The designer traveled the world with her collections and brought back a trove of exotic influences. She died in 2015 at age 105.

Shawna Tao, Carven’s chief executive officer, described Trotter as the “perfect candidate to revive the house.”

“She is a talented designer who has the conviction and know-how to create meaningful clothes with a unique understanding of what luxury and sportswear mean today,” she said. “I believe that her values and openness can lead this 70-year-old fashion house to an exciting new place.”

Carven’s parent company, Icicle Shanghai Fashion Group Co. Ltd., purchased the French label in 2018.

In 2021, the brand opened a flagship at 6 Rond-Point des Champs-Élysées in Paris, the address where founder Marie-Louise Carven established her fashion house.

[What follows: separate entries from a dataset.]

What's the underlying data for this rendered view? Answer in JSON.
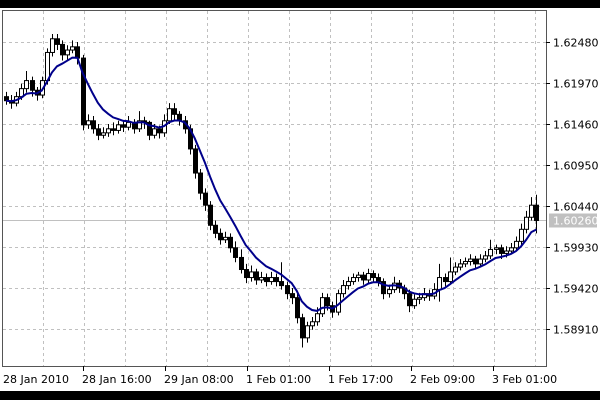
{
  "chart_data": {
    "type": "candlestick",
    "title": "",
    "xlabel": "",
    "ylabel": "",
    "ylim": [
      1.587,
      1.628
    ],
    "grid": true,
    "y_ticks": [
      "1.62480",
      "1.61970",
      "1.61460",
      "1.60950",
      "1.60440",
      "1.59930",
      "1.59420",
      "1.58910"
    ],
    "x_ticks": [
      "28 Jan 2010",
      "28 Jan 16:00",
      "29 Jan 08:00",
      "1 Feb 01:00",
      "1 Feb 17:00",
      "2 Feb 09:00",
      "3 Feb 01:00"
    ],
    "current_price": "1.60260",
    "colors": {
      "background": "#ffffff",
      "grid": "#c0c0c0",
      "candle": "#000000",
      "bull_body": "#ffffff",
      "bear_body": "#000000",
      "moving_average": "#00008b",
      "price_line": "#c0c0c0",
      "price_label_bg": "#c0c0c0"
    },
    "series": [
      {
        "type": "ohlc",
        "columns": [
          "open",
          "high",
          "low",
          "close"
        ],
        "values": [
          [
            1.618,
            1.6186,
            1.617,
            1.6175
          ],
          [
            1.6175,
            1.6182,
            1.6165,
            1.6172
          ],
          [
            1.6172,
            1.6186,
            1.6168,
            1.618
          ],
          [
            1.618,
            1.6196,
            1.6176,
            1.619
          ],
          [
            1.619,
            1.6212,
            1.6185,
            1.62
          ],
          [
            1.62,
            1.6205,
            1.618,
            1.6188
          ],
          [
            1.6188,
            1.6192,
            1.6175,
            1.6182
          ],
          [
            1.6182,
            1.6205,
            1.6178,
            1.62
          ],
          [
            1.62,
            1.624,
            1.6195,
            1.6235
          ],
          [
            1.6235,
            1.6258,
            1.623,
            1.6252
          ],
          [
            1.6252,
            1.6258,
            1.6238,
            1.6245
          ],
          [
            1.6245,
            1.625,
            1.6225,
            1.6232
          ],
          [
            1.6232,
            1.6244,
            1.6226,
            1.6238
          ],
          [
            1.6238,
            1.625,
            1.6234,
            1.6242
          ],
          [
            1.6242,
            1.6248,
            1.622,
            1.6228
          ],
          [
            1.6228,
            1.6232,
            1.6138,
            1.6145
          ],
          [
            1.6145,
            1.6158,
            1.614,
            1.615
          ],
          [
            1.615,
            1.6156,
            1.6134,
            1.614
          ],
          [
            1.614,
            1.6146,
            1.6126,
            1.6132
          ],
          [
            1.6132,
            1.6142,
            1.6128,
            1.6135
          ],
          [
            1.6135,
            1.6146,
            1.613,
            1.614
          ],
          [
            1.614,
            1.6148,
            1.6132,
            1.6138
          ],
          [
            1.6138,
            1.615,
            1.6134,
            1.6145
          ],
          [
            1.6145,
            1.615,
            1.6136,
            1.6142
          ],
          [
            1.6142,
            1.6156,
            1.6138,
            1.6148
          ],
          [
            1.6148,
            1.6152,
            1.6134,
            1.614
          ],
          [
            1.614,
            1.6162,
            1.6136,
            1.615
          ],
          [
            1.615,
            1.6155,
            1.614,
            1.6148
          ],
          [
            1.6148,
            1.615,
            1.6126,
            1.6132
          ],
          [
            1.6132,
            1.6146,
            1.6128,
            1.614
          ],
          [
            1.614,
            1.6144,
            1.6128,
            1.6135
          ],
          [
            1.6135,
            1.6158,
            1.613,
            1.615
          ],
          [
            1.615,
            1.6172,
            1.6146,
            1.6165
          ],
          [
            1.6165,
            1.6172,
            1.615,
            1.6158
          ],
          [
            1.6158,
            1.6162,
            1.6144,
            1.615
          ],
          [
            1.615,
            1.6156,
            1.6134,
            1.614
          ],
          [
            1.614,
            1.6145,
            1.6108,
            1.6115
          ],
          [
            1.6115,
            1.612,
            1.6078,
            1.6085
          ],
          [
            1.6085,
            1.609,
            1.6052,
            1.606
          ],
          [
            1.606,
            1.6066,
            1.6038,
            1.6045
          ],
          [
            1.6045,
            1.605,
            1.6014,
            1.602
          ],
          [
            1.602,
            1.6026,
            1.6004,
            1.601
          ],
          [
            1.601,
            1.6016,
            1.5996,
            1.6002
          ],
          [
            1.6002,
            1.6012,
            1.5998,
            1.6005
          ],
          [
            1.6005,
            1.601,
            1.5986,
            1.5992
          ],
          [
            1.5992,
            1.6,
            1.5974,
            1.598
          ],
          [
            1.598,
            1.599,
            1.596,
            1.5965
          ],
          [
            1.5965,
            1.5972,
            1.5948,
            1.5955
          ],
          [
            1.5955,
            1.597,
            1.595,
            1.5962
          ],
          [
            1.5962,
            1.5966,
            1.5946,
            1.5952
          ],
          [
            1.5952,
            1.5962,
            1.5948,
            1.5955
          ],
          [
            1.5955,
            1.596,
            1.5944,
            1.595
          ],
          [
            1.595,
            1.5962,
            1.5946,
            1.5955
          ],
          [
            1.5955,
            1.596,
            1.5944,
            1.595
          ],
          [
            1.595,
            1.5974,
            1.594,
            1.5945
          ],
          [
            1.5945,
            1.595,
            1.5928,
            1.5935
          ],
          [
            1.5935,
            1.5942,
            1.5922,
            1.593
          ],
          [
            1.593,
            1.5935,
            1.5898,
            1.5905
          ],
          [
            1.5905,
            1.591,
            1.5868,
            1.588
          ],
          [
            1.588,
            1.59,
            1.5874,
            1.5895
          ],
          [
            1.5895,
            1.5906,
            1.589,
            1.59
          ],
          [
            1.59,
            1.5918,
            1.5895,
            1.591
          ],
          [
            1.591,
            1.5936,
            1.5906,
            1.593
          ],
          [
            1.593,
            1.5935,
            1.5914,
            1.592
          ],
          [
            1.592,
            1.5925,
            1.5905,
            1.5912
          ],
          [
            1.5912,
            1.594,
            1.5908,
            1.5935
          ],
          [
            1.5935,
            1.5952,
            1.593,
            1.5945
          ],
          [
            1.5945,
            1.5956,
            1.594,
            1.595
          ],
          [
            1.595,
            1.596,
            1.5946,
            1.5955
          ],
          [
            1.5955,
            1.5962,
            1.595,
            1.5958
          ],
          [
            1.5958,
            1.5962,
            1.5946,
            1.5952
          ],
          [
            1.5952,
            1.5966,
            1.5948,
            1.596
          ],
          [
            1.596,
            1.5964,
            1.595,
            1.5955
          ],
          [
            1.5955,
            1.596,
            1.5944,
            1.595
          ],
          [
            1.595,
            1.5954,
            1.5928,
            1.5935
          ],
          [
            1.5935,
            1.5946,
            1.593,
            1.594
          ],
          [
            1.594,
            1.5956,
            1.5936,
            1.5948
          ],
          [
            1.5948,
            1.5952,
            1.5936,
            1.5942
          ],
          [
            1.5942,
            1.5946,
            1.5928,
            1.5935
          ],
          [
            1.5935,
            1.594,
            1.5912,
            1.592
          ],
          [
            1.592,
            1.5934,
            1.5916,
            1.5928
          ],
          [
            1.5928,
            1.5936,
            1.5922,
            1.593
          ],
          [
            1.593,
            1.5942,
            1.5926,
            1.5935
          ],
          [
            1.5935,
            1.594,
            1.5926,
            1.5932
          ],
          [
            1.5932,
            1.5948,
            1.5928,
            1.594
          ],
          [
            1.594,
            1.5972,
            1.5925,
            1.5955
          ],
          [
            1.5955,
            1.596,
            1.5944,
            1.595
          ],
          [
            1.595,
            1.598,
            1.5946,
            1.5962
          ],
          [
            1.5962,
            1.5974,
            1.5958,
            1.5968
          ],
          [
            1.5968,
            1.5978,
            1.5964,
            1.5972
          ],
          [
            1.5972,
            1.598,
            1.5968,
            1.5975
          ],
          [
            1.5975,
            1.5984,
            1.597,
            1.5978
          ],
          [
            1.5978,
            1.5982,
            1.5966,
            1.5972
          ],
          [
            1.5972,
            1.5984,
            1.5968,
            1.5978
          ],
          [
            1.5978,
            1.5988,
            1.5974,
            1.5982
          ],
          [
            1.5982,
            1.6002,
            1.5978,
            1.599
          ],
          [
            1.599,
            1.5996,
            1.5984,
            1.5992
          ],
          [
            1.5992,
            1.5996,
            1.5978,
            1.5985
          ],
          [
            1.5985,
            1.5994,
            1.598,
            1.5988
          ],
          [
            1.5988,
            1.5998,
            1.5984,
            1.5992
          ],
          [
            1.5992,
            1.6006,
            1.5988,
            1.6
          ],
          [
            1.6,
            1.6022,
            1.5996,
            1.6015
          ],
          [
            1.6015,
            1.6038,
            1.601,
            1.603
          ],
          [
            1.603,
            1.6055,
            1.6026,
            1.6045
          ],
          [
            1.6045,
            1.6058,
            1.601,
            1.6026
          ]
        ]
      },
      {
        "type": "line",
        "indicator": "moving-average",
        "source": "close"
      }
    ]
  }
}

Trotter studied fashion design at Newcastle University, and worked at contemporary British label Whistles before moving Stateside to design for Calvin Klein, and later Gap and Tommy Hilfiger.

She returned to London for a stint at Jigsaw and then served as creative director of Joseph from 2009 and 2018, a period of product diversification and international expansion for the brand.

At Lacoste, Trotter “explored innovative methods of upcycling,” Carven noted, given that the brand is committed to environmentally friendly fashions.

Madame Carven favored simple constructions and clean lines, exemplified by the green-and-white stripes that became the house signature. She also employed modest textiles, including cotton gingham and broderie anglaise, describing her style as “sober, practical and young, with a lot of sports garments.”

By introducing comfort and freedom into the rarefied world of haute couture, her creations captured the insouciance of the post-World War II era in Paris, garnering a following among stars such as Leslie Caron, Édith Piaf and Michèle Morgan.

She designed ski outfits and bathing suits and was among the first to produce ready-to-wear, as part of an initiative launched in 1950 that brought together manufacturers with a group of couturiers that included Jacques Fath, Robert Piguet, Jean Dessès and Jeanne Paquin.

Following its acquisition in 2008 by Société Béranger, the Carven brand underwent a renaissance under artistic director Guillaume Henry, who positioned it as a contemporary brand.

After Henry moved to Nina Ricci, Carven initially named Alexis Martial and Adrien Caillaudaud as artistic directors for the women’s collections, and Barnabé Hardy for men’s. Carven then sold a majority stake to Hong Kong-based Bluebell Group in 2016 and suspended the men’s line that year.

Designer Serge Ruffieux took the creative helm of Carven in 2017 for a three-season stint, which ended when Icicle bought the beleaguered brand out of bankruptcy.